Le pro­blème aujourd’­hui, c’est qu’ils ont déci­dé de la marier et ils lui ont dit qu’ils lui jet­te­raient un sort – une malé­dic­tion de Dieu – si jamais elle leur déso­béis­sait. Sa carte d’i­den­ti­té était valable jus­qu’à ses 18 ans. À la date d’ex­pi­ra­tion, lors­qu’elle a vou­lu la faire refaire, la pré­fec­ture lui a deman­dé de four­nir la copie du décret d’am­plia­tion de natu­ra­li­sa­tion. Son père ne veut pas le lui don­ner. Elle avait trou­vé un petit bou­lot au res­tau­rant uni­ver­si­taire, mais lors­qu’il s’est agi de lui faire sa paie, l’ad­mi­nis­tra­tion s’est ren­du compte du fait qu’elle n’au­rait jamais dû la faire tra­vailler, et qu’elle ne pou­vait pas la payer.

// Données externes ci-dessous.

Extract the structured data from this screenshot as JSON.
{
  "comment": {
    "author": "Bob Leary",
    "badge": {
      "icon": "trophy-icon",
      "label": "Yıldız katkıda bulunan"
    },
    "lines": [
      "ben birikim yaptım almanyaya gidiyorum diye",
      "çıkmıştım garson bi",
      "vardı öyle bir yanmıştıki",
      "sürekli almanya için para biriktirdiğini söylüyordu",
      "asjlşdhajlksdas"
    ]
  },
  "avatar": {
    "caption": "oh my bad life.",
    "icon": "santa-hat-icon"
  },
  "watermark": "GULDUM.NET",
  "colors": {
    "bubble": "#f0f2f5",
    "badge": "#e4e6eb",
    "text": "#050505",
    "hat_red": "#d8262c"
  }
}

L. vient voir un conseiller parce qu’elle a enten­du par­ler de la Mis­sion locale et qu’elle a besoin d’aide. Elle vou­drait essayer d’al­ler vivre chez une ancienne amie à Paris, mais en même temps elle est ter­ro­ri­sée parce qu’elle ne sait pas de quoi ses frères sont capables, et elle s’en vou­drait de mettre sa copine en danger.

De plus, son seul appui est sa vieille mère, qui ne parle pas fran­çais, mais en fait d’ap­pui, c’est plu­tôt elle qui aide sa mère, dépas­sée par les vio­lences des fils. Elle sait qu’elle est dans son droit, majeure, Fran­çaise, mais elle a peur. Elle n’a pas tra­vaillé depuis un an et demi, elle dit qu’elle ne sait plus rien, elle a l’im­pres­sion que son ave­nir a été détruit.

Le tra­vail du conseiller allait com­men­cer par essayer de lui obte­nir une aide finan­cière, mais cela ne sera pas pos­sible puis­qu’elle n’a pas de carte d’i­den­ti­té. Cela va être long, difficile.

Com­ment éva­luer les risques de réa­li­sa­tion du pro­jet des frères ? Com­ment aider L. sans qu’elle culpa­bi­lise à l’i­dée d’a­ban­don­ner sa mère ? Com­ment dénouer cette ambi­va­lence pro­fonde entre le désir d’in­té­gra­tion et d’é­man­ci­pa­tion et la sou­mis­sion à la Loi du Père ? Quelle sera la marge de négo­cia­tion pos­sible avec le père de L ?

Le parcours de F.

Mars 1996 : F. prend contact avec la Mis­sion locale pour un pre­mier entre­tien, sans ren­dez-vous et sous la pres­sion, à la per­ma­nence que nous tenons à la Mai­son de quar­tier du Parc. Il fait par­tie du petit groupe de jeunes qui vient de quit­ter le LEP où il était en 2e année de BEP méca­nique auto, au motif des ten­sions entre deux bandes rivales. Il exige une for­ma­tion et sur­tout la même que ses copains. Pour lui, le conseiller de la Mis­sion locale doit faire ce que lui – F. – demande. Il est né en octobre 1979. À son âge, il relève du dis­po­si­tif d’in­ser­tion de l’é­du­ca­tion natio­nale et non de la Mis­sion locale. Le conseiller l’o­riente vers un conseiller du CIO, pour qu’il s’en­tende confir­mer le refus pré­cé­dem­ment énon­cé. Il n’a de solu­tion qu’au sein de l’É­du­ca­tion nationale.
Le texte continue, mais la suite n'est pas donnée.